The effect of mold on people does indeed vary greatly. In some households, only one member of the family might be substantially affected by the damp conditions. But that’s often the case in medicine. Not everyone who smokes a pack a day gets lung cancer. Not everyone exposed to asbestos develops mesothelioma. The risk of an adverse health outcome from a chronic respiratory exposure, including of indoor biological pollutants, is variable and influenced by factors such as genetics and immune sensitivity.
“A link between other adverse health effects, such as acute idiopathic pulmonary hemmorhage among infants, memory loss, or lethargy, and molds, including the mold Stacybotrys chartarum has not been proven. Further studies are needed to find out what causes acute idiopathic hemorrhage and other adverse health effects.”

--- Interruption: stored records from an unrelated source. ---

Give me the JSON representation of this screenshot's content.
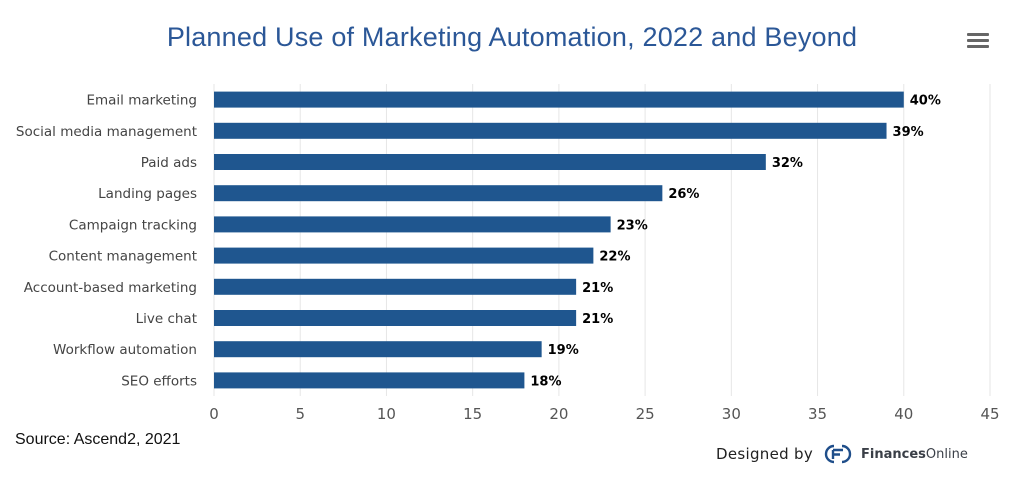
{
  "header": {
    "title": "Planned Use of Marketing Automation, 2022 and Beyond"
  },
  "footer": {
    "source": "Source: Ascend2, 2021",
    "designed_by": "Designed by",
    "brand_bold": "Finances",
    "brand_regular": "Online"
  },
  "colors": {
    "bar": "#1f568f",
    "title": "#2b5797",
    "grid": "#e6e6e6"
  },
  "chart_data": {
    "type": "bar",
    "orientation": "horizontal",
    "title": "Planned Use of Marketing Automation, 2022 and Beyond",
    "categories": [
      "Email marketing",
      "Social media management",
      "Paid ads",
      "Landing pages",
      "Campaign tracking",
      "Content management",
      "Account-based marketing",
      "Live chat",
      "Workflow automation",
      "SEO efforts"
    ],
    "values": [
      40,
      39,
      32,
      26,
      23,
      22,
      21,
      21,
      19,
      18
    ],
    "value_suffix": "%",
    "xlim": [
      0,
      45
    ],
    "xticks": [
      0,
      5,
      10,
      15,
      20,
      25,
      30,
      35,
      40,
      45
    ],
    "xlabel": "",
    "ylabel": "",
    "grid": true,
    "legend": false
  }
}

Here the CDC is denying certain significant health links. Consider acute idiopathic pulmonary hemmorhage among infants, a devastating condition that involves lung bleeding. A geographic cluster of cases occurred in Cleveland, Ohio in the 1990s in infants under one year of age. Researchers found that the infants who developed this condition were more likely to live in homes where Stachybotryswas present. (Etzel)
The counterargument is association is not necessarily causation—just because the infants with the bleeding lungs lived in the moldier homes doesn’t mean that the high levels of Stachybotrys (or other molds) is to blame. But researchers determined that the same health effects also occurred in infant mice who were exposed to mycotoxins produced by Stachybotrys. (Yike) As the researchers somberly reported: “All dead pups had extensively hemorrhagic lungs.”
Point is: The CDC recognizes only a small subset of the full range of symptoms and injuries caused by indoor air pollution.
The CDC’s dismissal of common symptoms of memory loss and malaise is at odds with the preponderance of clinical and scientific evidence of the mold-injured. I will cover this oversight in another article in fuller detail, but will leave you with the position of the World Health Organization’s on the neurological effects of mold exposure: “Such health effects as fatigue, headache and difficulties in concentration indicate that microbes or other agents present in damp buildings have neurological effects.”
“Are there any circumstances where people should vacate a home or other building because of mold?” These decisions have to be made individually. If you believe you are ill because of exposure to mold in a building, you should consult your physician to determine the appropriate action to take.
The CDC defers to the physician for determining environmental health risk. CDC places clinical judgement at the center of the decision-making process about the decision to vacate a unit—not the opinion of a landlord or the result of a commercial mold test.
“Standards for judging what is an acceptable, tolerable or normal quantity of mold have not been established. Sampling for mold can be expensive, and standards for judging what is and what is not an acceptable quantity of mold have not been set.”
As with the World Health Organization, the CDC can’t reasonably establish a safe level for mold exposure. Commercial testing, such as air sampling, does not provide a definitive indication of health risk because of its methodological limitations and because it depends on heath factors of the occupant. An elevated level of indoor air pollution that produces minimal symptoms in one occupant may cause disabling injury in another—since injury from mold-exposure is not necessarily a dose-dependent effect, a safe level of exposure cannot be absolutely defined for the general population.
Etzel RA, Montaña E, Sorenson WG, Kullman GJ, Allan TM, Dearborn DG. Acute Pulmonary Hemorrhage in Infants Associated With Exposure to Stachybotrys atra and Other Fungi. Arch Pediatr Adolesc Med. 1998;152(8):757–762. doi:10.1001/archpedi.152.8.757
Heseltine, Elisabeth, and Jerome Rosen, eds. “WHO guidelines for indoor air quality: dampness and mould.” (2009).
Yike, Iwona, et al. “Infant animal model of pulmonary mycotoxicosis induced by Stachybotrys chartarum.” Mycopathologia 154 (2002): 139-152.